Data from Spatial Access, which tracks account movements as part of its work in improving effectiveness of media use of clients, show that around 30-35 per cent of accounts that have moved from January, 2013 till July, 2014, has been won by independent creative agencies. From 2008 onwards, a lot of senior creative hands left their network agencies to forge out on their own. We take a look at how the independent creative agencies are working around the challenges of scale and positioning themselves.
Scale vs intuition
Kamble says that some of the next generation of business-owners are even reviewing the previous one's agency choices. His agency has won Raymond in January, which had the same tagline for nearly 15 years. It also has Mahindra and Titan Xylys.
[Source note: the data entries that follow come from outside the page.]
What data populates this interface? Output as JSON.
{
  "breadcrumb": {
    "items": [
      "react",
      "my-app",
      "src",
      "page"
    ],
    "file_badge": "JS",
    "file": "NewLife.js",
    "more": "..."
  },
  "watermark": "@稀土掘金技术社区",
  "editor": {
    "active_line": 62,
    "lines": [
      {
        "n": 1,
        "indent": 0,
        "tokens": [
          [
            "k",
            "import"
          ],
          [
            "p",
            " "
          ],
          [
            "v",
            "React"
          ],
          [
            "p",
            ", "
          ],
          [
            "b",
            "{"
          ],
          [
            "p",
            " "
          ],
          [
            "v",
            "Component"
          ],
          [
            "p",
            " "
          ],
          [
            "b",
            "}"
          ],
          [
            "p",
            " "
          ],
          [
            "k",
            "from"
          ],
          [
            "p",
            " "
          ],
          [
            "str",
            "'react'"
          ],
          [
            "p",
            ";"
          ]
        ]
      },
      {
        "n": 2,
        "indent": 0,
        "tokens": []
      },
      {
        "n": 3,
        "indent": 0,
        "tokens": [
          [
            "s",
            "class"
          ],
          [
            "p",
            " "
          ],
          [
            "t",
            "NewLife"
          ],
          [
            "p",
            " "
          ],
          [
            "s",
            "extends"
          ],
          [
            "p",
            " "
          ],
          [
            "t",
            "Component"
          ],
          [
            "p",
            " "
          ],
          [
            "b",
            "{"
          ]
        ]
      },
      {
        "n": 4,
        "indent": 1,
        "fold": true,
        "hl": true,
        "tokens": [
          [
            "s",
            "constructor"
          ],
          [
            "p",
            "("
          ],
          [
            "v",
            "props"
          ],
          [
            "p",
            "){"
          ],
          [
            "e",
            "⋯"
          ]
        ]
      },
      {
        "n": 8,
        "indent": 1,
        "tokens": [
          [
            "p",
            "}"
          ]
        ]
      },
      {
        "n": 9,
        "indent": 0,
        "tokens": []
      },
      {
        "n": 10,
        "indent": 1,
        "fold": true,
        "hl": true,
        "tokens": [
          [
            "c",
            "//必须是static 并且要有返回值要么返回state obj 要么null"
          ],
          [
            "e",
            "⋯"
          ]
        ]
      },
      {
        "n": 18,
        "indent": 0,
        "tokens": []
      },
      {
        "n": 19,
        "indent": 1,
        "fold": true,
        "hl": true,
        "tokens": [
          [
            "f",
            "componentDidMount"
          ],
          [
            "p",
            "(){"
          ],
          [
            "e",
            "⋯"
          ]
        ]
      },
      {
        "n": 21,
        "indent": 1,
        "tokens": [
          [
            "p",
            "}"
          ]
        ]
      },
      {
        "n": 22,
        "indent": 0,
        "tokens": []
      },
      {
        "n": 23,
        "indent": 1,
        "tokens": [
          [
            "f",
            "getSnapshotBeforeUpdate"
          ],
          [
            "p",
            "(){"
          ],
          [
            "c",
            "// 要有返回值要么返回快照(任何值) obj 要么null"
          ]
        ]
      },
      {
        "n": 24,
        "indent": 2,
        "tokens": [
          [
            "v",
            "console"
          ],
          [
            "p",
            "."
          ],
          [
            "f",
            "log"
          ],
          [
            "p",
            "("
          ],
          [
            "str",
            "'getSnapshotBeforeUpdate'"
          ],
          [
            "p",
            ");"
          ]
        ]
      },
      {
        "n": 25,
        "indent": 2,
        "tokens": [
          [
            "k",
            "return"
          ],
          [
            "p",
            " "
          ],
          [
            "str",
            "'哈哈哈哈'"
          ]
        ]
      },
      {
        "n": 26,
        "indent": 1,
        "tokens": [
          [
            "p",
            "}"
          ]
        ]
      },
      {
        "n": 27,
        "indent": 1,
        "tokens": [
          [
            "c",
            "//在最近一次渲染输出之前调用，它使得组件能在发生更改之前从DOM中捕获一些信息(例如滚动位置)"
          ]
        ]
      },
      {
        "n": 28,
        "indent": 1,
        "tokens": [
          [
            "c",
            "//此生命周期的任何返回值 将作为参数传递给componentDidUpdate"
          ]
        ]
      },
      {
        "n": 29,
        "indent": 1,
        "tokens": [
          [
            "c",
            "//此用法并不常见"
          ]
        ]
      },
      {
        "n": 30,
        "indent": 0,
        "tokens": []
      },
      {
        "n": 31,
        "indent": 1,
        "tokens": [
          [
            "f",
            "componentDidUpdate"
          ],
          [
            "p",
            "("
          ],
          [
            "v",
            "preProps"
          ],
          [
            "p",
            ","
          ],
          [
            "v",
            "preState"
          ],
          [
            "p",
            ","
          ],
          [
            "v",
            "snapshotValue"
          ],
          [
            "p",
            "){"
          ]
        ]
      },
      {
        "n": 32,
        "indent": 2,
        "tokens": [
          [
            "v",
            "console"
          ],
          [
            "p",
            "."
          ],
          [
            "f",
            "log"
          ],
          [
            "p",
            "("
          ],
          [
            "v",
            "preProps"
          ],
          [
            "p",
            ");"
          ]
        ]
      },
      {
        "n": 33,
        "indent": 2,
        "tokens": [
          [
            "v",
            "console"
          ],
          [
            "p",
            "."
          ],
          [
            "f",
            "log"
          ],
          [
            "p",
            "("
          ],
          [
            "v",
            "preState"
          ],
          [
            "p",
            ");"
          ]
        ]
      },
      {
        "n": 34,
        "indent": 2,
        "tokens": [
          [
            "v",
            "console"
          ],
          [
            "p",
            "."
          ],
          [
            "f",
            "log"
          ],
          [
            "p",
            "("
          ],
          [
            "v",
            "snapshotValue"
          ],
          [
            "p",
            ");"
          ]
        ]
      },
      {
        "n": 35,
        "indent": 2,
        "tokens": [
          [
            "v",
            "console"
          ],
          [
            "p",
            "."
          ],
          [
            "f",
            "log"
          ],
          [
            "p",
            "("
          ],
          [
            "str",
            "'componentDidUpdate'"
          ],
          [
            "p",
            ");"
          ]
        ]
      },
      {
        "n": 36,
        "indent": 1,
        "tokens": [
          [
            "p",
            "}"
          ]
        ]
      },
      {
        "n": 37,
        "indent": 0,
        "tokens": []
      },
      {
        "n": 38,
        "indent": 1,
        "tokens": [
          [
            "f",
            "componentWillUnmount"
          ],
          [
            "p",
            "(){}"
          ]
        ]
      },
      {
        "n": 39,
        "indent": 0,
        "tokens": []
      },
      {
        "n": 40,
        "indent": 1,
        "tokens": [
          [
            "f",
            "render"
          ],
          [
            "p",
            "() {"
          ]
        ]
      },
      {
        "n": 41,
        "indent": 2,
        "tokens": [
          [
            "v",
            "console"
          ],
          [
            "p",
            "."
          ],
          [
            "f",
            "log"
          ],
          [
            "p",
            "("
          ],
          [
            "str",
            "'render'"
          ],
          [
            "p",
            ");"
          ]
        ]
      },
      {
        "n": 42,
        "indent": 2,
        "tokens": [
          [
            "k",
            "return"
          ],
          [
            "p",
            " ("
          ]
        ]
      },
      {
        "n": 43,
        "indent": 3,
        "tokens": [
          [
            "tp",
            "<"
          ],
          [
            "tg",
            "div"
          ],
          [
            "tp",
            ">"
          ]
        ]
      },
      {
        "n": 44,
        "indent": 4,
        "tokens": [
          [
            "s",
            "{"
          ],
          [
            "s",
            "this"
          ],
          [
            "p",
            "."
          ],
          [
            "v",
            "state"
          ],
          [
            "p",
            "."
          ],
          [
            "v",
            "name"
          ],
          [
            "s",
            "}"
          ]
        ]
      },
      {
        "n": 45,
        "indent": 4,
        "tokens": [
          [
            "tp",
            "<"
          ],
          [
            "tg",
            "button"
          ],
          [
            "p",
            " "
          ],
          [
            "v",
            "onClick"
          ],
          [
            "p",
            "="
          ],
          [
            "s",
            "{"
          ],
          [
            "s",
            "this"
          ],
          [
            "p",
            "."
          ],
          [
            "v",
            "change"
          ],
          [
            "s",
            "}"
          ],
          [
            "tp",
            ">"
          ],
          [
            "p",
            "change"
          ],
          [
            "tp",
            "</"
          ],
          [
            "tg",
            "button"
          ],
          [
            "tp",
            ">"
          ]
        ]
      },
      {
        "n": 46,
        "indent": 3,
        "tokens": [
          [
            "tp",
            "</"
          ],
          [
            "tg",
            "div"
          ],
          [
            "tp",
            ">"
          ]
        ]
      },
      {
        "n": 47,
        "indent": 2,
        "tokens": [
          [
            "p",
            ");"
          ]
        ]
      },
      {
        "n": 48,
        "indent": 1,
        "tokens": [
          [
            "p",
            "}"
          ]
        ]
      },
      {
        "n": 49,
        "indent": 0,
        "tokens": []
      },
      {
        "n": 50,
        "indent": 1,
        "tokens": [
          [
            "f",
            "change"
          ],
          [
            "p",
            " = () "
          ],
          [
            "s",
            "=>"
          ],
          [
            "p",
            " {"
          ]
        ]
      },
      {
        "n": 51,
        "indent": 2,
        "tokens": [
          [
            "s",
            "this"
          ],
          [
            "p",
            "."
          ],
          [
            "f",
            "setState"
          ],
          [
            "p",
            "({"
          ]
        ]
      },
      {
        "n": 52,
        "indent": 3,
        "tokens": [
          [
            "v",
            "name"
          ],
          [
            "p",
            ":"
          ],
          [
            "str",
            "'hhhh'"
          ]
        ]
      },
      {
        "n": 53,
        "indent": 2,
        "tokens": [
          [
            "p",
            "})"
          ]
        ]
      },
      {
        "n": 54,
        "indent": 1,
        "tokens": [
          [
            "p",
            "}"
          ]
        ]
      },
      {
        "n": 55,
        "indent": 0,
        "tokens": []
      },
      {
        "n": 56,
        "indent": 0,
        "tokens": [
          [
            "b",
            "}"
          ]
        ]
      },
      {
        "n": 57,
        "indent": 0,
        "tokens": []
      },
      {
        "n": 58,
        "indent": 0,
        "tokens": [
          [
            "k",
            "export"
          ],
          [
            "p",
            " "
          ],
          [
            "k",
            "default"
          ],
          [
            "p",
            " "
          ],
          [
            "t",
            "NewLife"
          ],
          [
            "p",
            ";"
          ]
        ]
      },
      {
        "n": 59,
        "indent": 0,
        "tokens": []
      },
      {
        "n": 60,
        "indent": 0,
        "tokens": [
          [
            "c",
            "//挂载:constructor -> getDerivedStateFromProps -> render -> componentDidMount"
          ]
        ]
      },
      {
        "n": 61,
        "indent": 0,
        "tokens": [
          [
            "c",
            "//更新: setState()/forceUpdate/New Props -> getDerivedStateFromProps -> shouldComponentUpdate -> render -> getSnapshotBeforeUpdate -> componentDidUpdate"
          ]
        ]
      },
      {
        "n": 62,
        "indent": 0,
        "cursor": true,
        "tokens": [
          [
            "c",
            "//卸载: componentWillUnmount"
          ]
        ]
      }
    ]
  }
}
Subhash Kamath, managing partner, BBH India (standalone BBH was acquired by Publicis), says, "Some clients require the people, geographical presence and the different services that network agencies offer. When they come to an independent agency, however, they are clear about their objective. It could often be because they don't need a lot of time to be devoted to the work at hand so it would be a project or are looking at a fresh start, away from partners who have become very close to the problem and hence, can't give a new perspective."
Built with partners
Kamble says, "For specialised services such as digital and activation, clients realise it is time to work with partners rather than go with a default option. This way they can choose the best-in-class."
Santosh Padhi, co-founder & CCO,Taproot, which made its transition from a hot shop to being part of a network (in 2012), says, "Being part of Dentsu has given us access to research, software, a legal team. But earlier, we could still go to an independent research outfit. Some clients would want an all-rounder while some would want specialists."
Projects galore
Advertisers willing to work with agencies based on projects have been the wind beneath the hot shops' wings. Taproot moved from working on a project-basis for Airtel and Pepsi to having them on board as commissioned clients.
Kamath says, "Last year or two there has been pressure on the whole industry where everyone has turned cost conscious. During downturn, clients naturally turn to business result-oriented work so they gun for sharper work that will deliver sales. So, project-based work helps at time."
Taproot, which Padhi says retains its independence ("Why would Dentsu remove the very reason they bought us for?"), has around 33 per cent of commissioned business (where clients pay for media buying and agencies earn commission on that), 33 per cent of retainer clients (who pay a retainer fee for all creative work; model considered to be more progressive and more immune to undercutting) and 33 per cent of project-based work.
USPs help
But network agencies have also been pulling up their socks, acquiring some of the hot shops to get a ringside view of what works for them (Dentsu)or populating their top management with young talent (Leo Burnett).